Thanks Kaka, I understand now. You can use the nvprof CUDA profiler tool to capture the Tensor Core usage while your application runs. nvprof supports two metrics for Tensor Core utilization:
- tensor_precision_fu_utilization: The utilization level of the multiprocessor function units that execute floating-point tensor core instructions on a scale of 0 to 10
- tensor_int_fu_utilization: The utilization level of the multiprocessor function units that execute int8 tensor core instructions on a scale of 0 to 10
Here is an example output of running it on the HMMA cudaTensorCoreGemm sample:
$ sudo /usr/local/cuda/bin/nvprof --kernels compute_gemm --metrics tensor_precision_fu_utilization,tensor_int_fu_utilization ./cudaTensorCoreGemm
Initializing...
==24384== NVPROF is profiling process 24384, command: ./cudaTensorCoreGemm
GPU Device 0: "Xavier" with compute capability 7.2
M: 4096 (16 x 256)
N: 4096 (16 x 256)
K: 4096 (16 x 256)
Preparing data for GPU...
Required shared memory size: 64 Kb
Computing... using high performance kernel compute_gemm
==24384== Some kernel(s) will be replayed on device 0 in order to collect all events/metrics.
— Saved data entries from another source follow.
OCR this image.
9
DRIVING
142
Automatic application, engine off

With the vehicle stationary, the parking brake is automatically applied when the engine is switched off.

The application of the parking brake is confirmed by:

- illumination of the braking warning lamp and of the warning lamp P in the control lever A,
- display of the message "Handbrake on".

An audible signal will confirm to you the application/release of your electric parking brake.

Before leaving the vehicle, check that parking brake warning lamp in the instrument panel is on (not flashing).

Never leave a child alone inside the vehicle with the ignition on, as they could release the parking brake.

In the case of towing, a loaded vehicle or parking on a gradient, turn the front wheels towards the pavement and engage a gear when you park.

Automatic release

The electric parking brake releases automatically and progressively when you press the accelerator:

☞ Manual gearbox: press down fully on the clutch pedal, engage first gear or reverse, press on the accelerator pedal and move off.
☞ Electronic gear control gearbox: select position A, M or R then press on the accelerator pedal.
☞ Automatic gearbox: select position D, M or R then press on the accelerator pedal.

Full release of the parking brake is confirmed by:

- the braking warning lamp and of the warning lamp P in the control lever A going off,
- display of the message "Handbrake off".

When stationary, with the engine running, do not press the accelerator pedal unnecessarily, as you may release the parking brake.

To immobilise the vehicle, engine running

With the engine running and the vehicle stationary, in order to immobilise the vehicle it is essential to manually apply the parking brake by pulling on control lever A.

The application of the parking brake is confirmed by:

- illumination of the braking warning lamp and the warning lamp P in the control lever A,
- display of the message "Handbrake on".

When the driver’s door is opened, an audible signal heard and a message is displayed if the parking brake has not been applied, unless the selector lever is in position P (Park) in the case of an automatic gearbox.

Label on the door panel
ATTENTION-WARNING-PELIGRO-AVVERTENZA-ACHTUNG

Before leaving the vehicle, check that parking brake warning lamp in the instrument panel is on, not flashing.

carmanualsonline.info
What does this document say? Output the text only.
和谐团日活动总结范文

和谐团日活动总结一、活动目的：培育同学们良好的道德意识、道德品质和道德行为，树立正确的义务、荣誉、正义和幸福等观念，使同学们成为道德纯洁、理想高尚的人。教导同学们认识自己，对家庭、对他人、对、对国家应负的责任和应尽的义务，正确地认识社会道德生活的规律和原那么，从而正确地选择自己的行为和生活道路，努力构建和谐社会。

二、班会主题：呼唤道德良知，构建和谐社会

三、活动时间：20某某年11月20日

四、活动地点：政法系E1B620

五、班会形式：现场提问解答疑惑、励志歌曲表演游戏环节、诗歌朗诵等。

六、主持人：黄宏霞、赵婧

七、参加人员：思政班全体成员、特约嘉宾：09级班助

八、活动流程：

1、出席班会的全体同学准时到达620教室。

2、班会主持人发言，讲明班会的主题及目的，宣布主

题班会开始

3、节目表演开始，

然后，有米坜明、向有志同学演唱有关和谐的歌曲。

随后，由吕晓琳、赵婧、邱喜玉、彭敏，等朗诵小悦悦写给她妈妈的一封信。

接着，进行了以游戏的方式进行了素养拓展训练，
Replaying kernel "compute_gemm(__half const *, __half const *, float const *, float*, float, float)" (done)
Time: 1086.695679 msvents
TFLOPS: 0.13
==24384== Profiling application: ./cudaTensorCoreGemm
==24384== Profiling result:
==24384== Metric result:
Invocations Metric Name Metric Description Min Max Avg
Device "Xavier (0)"
Kernel: compute_gemm(__half const *, __half const *, float const *, float*, float, float)
1 tensor_precision_fu_utilization Tensor-Precision Function Unit Utilization Mid (5) Mid (5) Mid (5)
1 tensor_int_fu_utilization Tensor-Int Function Unit Utilization Idle (0) Idle (0) Idle (0)
Note that in this example, tensor_int_fu_utilization metric is shown as idle, because the sample uses HMMA FP16 operations and not IMMA INT8.